En outre, dans le champ du plaisir, ce sexe offre à la femme des possibilités jugées angoissantes qui, parce qu’elles s’étendent au-delà des frontières limitées de l’orgasme masculin, remettent implicitement en cause la puissance virile, la capacité à satisfaire une partenaire jugée insatiable. Gardons en mémoire le mythe de Tirésias.
Tous ces aspects, officiellement, constituent autant de menaces pour l’ordre moral et la stabilité de la société. Dans la réalité, ils participent à dessiner en creux un portrait peu glorieux des hommes. Les moyens que ces derniers mettront en œuvre pour tenter d’asseoir leur prédominance ne feront que noircir ce portrait, puisqu’ils iront jusqu’à inclure le viol dans l’arsenal guerrier contemporain.
L’auteure, dans une double démarche, chronologique et thématique, dresse la liste des techniques coercitives les plus variées destinées à encadrer la sexualité féminine, illustrée de documents, d’anecdotes parfois insolites et souvent consternantes, voire glaçantes. Elle montre comment, en fonction des époques, la moraline, la chirurgie, les idéologies politiques et religieuses, les mutilations rituelles, les alibis culturels, serviront à refuser à la femme toute émancipation et toute autonomie sur son corps. L’exemple de l’accouchement sans douleur, au cœur des années 1950, est, à cet égard, édifiant : parce qu’il avait été mis au point en Union Soviétique, la IVe République résista à sa promotion sur fond de guerre froide – le bien-être des femmes pouvant être sacrifiée sur l’autel des dogmes. Sur ce thème, les cinéphiles se souviendront sans doute du film, très représentatif de l’air du temps, réalisé par Jean-Paul Le Chanois, Le Cas du docteur Laurent (1957), avec Jean Gabin dans le rôle principal d’un courageux médecin.

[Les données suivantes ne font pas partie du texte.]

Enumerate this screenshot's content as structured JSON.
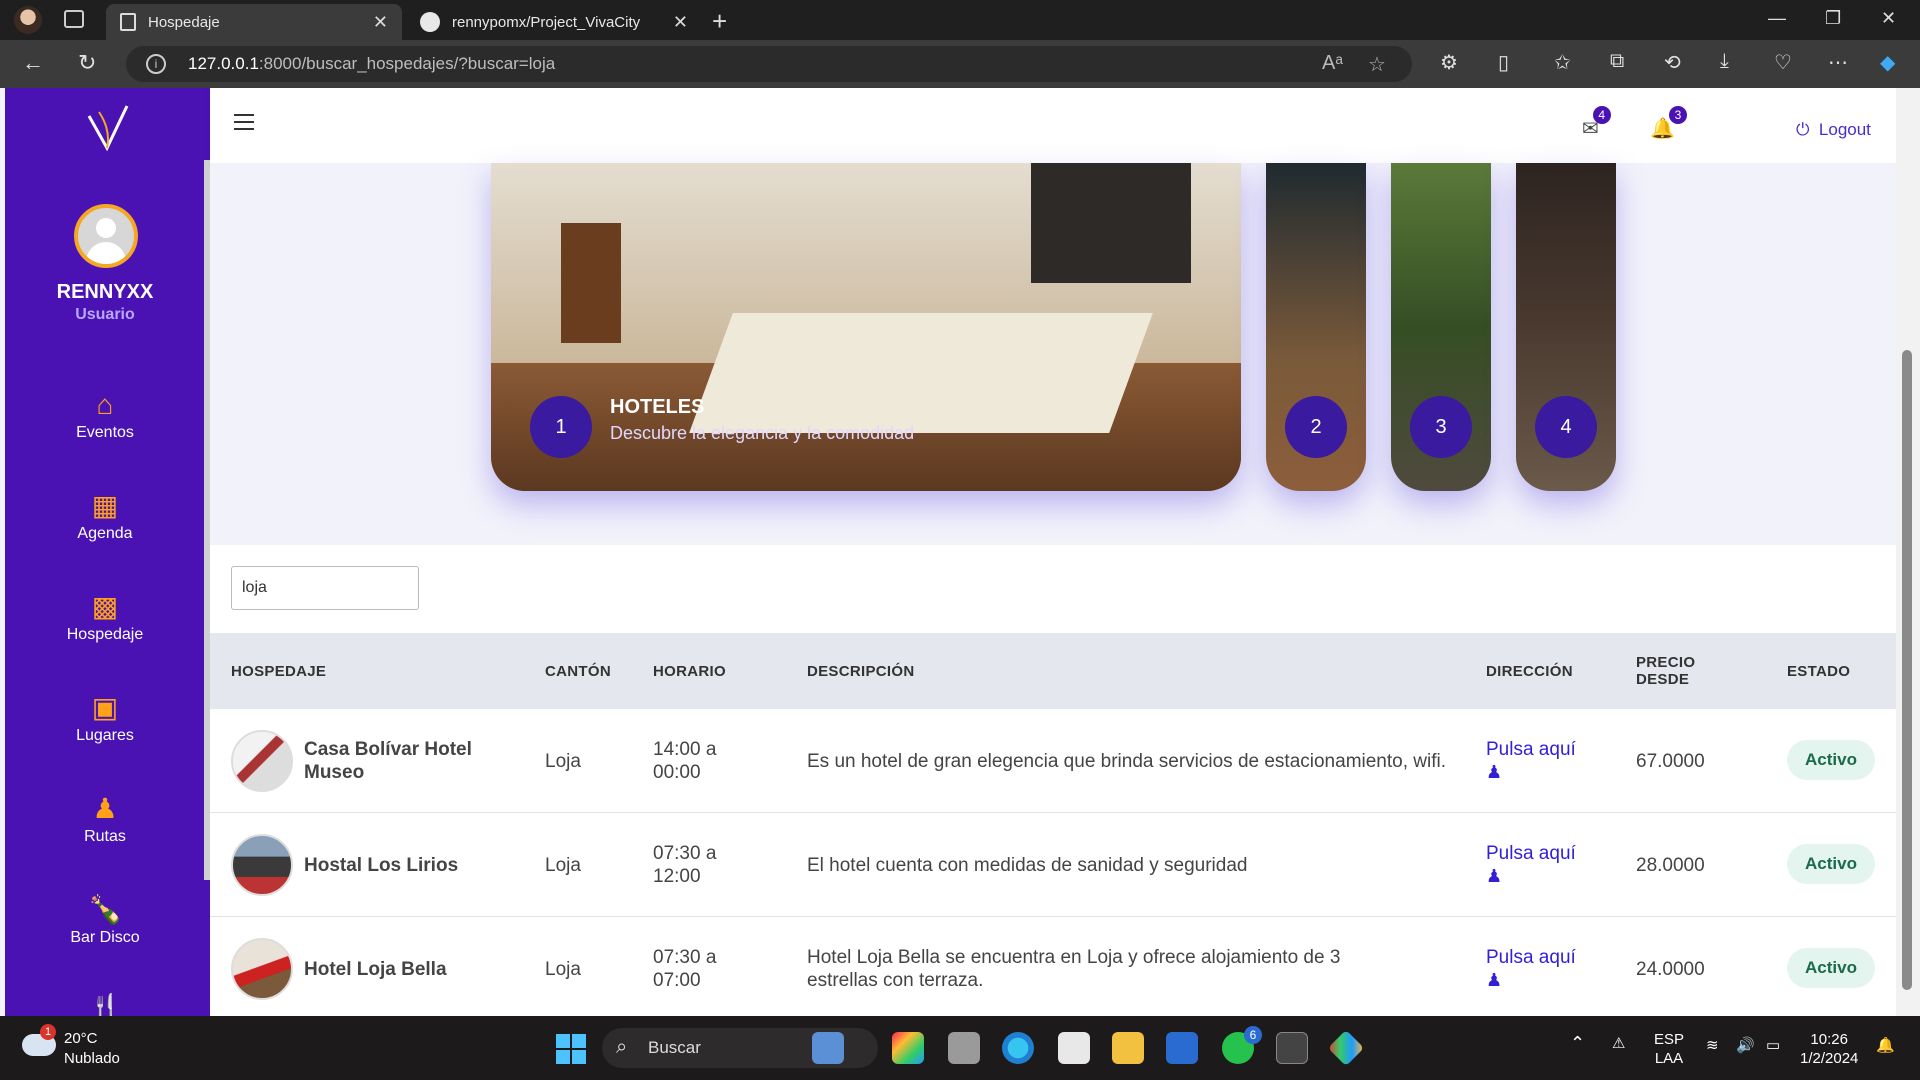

L’ouvrage de Diane Ducret propose en filigrane un récit du lent combat des femmes pour la conquête de leur liberté, toujours contrarié, car c’est une constante de tous les conservatisme de prédire l’effondrement de la société à chaque fois qu’une étape émancipatrice est en passe de se franchir, ou de rendre la femme responsable des désastres nationaux auxquels elle ne peut pourtant mais.
Les accès successifs à l’univers professionnel, à la contraception, à l’avortement, à la libre disposition du corps, furent systématiquement présentés comme d’intolérables attaques contre le modèle familial traditionnel, voire comme les prémices de l’apocalypse sociétale. Aujourd’hui encore, dans un monde en crise, ce fantasme continue de faire recette ; il a d’autant moins perdu son pouvoir de nuisance moralisateur que les néopuritains, minoritaires mais de plus en plus actifs, trouvent des alliées objectives inattendues parmi les féministes radicales. Dans ce domaine, aucun progrès ne saurait être classé dans la catégorie des acquis.
Ecrit dans une langue abordable par tous, non dénué, dans les titres des sous-chapitres, d’une certaine espièglerie, ce livre dresse un intéressant état des lieux tout en évitant l’écueil du militantisme. Il n’appelle finalement qu’une réserve : j’aurais mauvaise grâce à faire grief à l’auteur d’avoir écorché mon nom lorsqu’elle cite mon essai sur L’Origine du monde ou d’avoir confondu Georges Feydeau et son père Ernest ; en revanche, il est curieux que, dans l’abondante bibliographie qui servit à ses recherches, soient absents quelques ouvrages importants, voire capitaux sur le sujet, tel L’Irruption de la morale sexuelle de Wilhelm Reich (1932), L’Orgasme en Occident de Robert Muchembled (2005) et l’essai (fondateur et incontournable sur le sujet) de Gérard Zwang, Le Sexe de la femme (1967).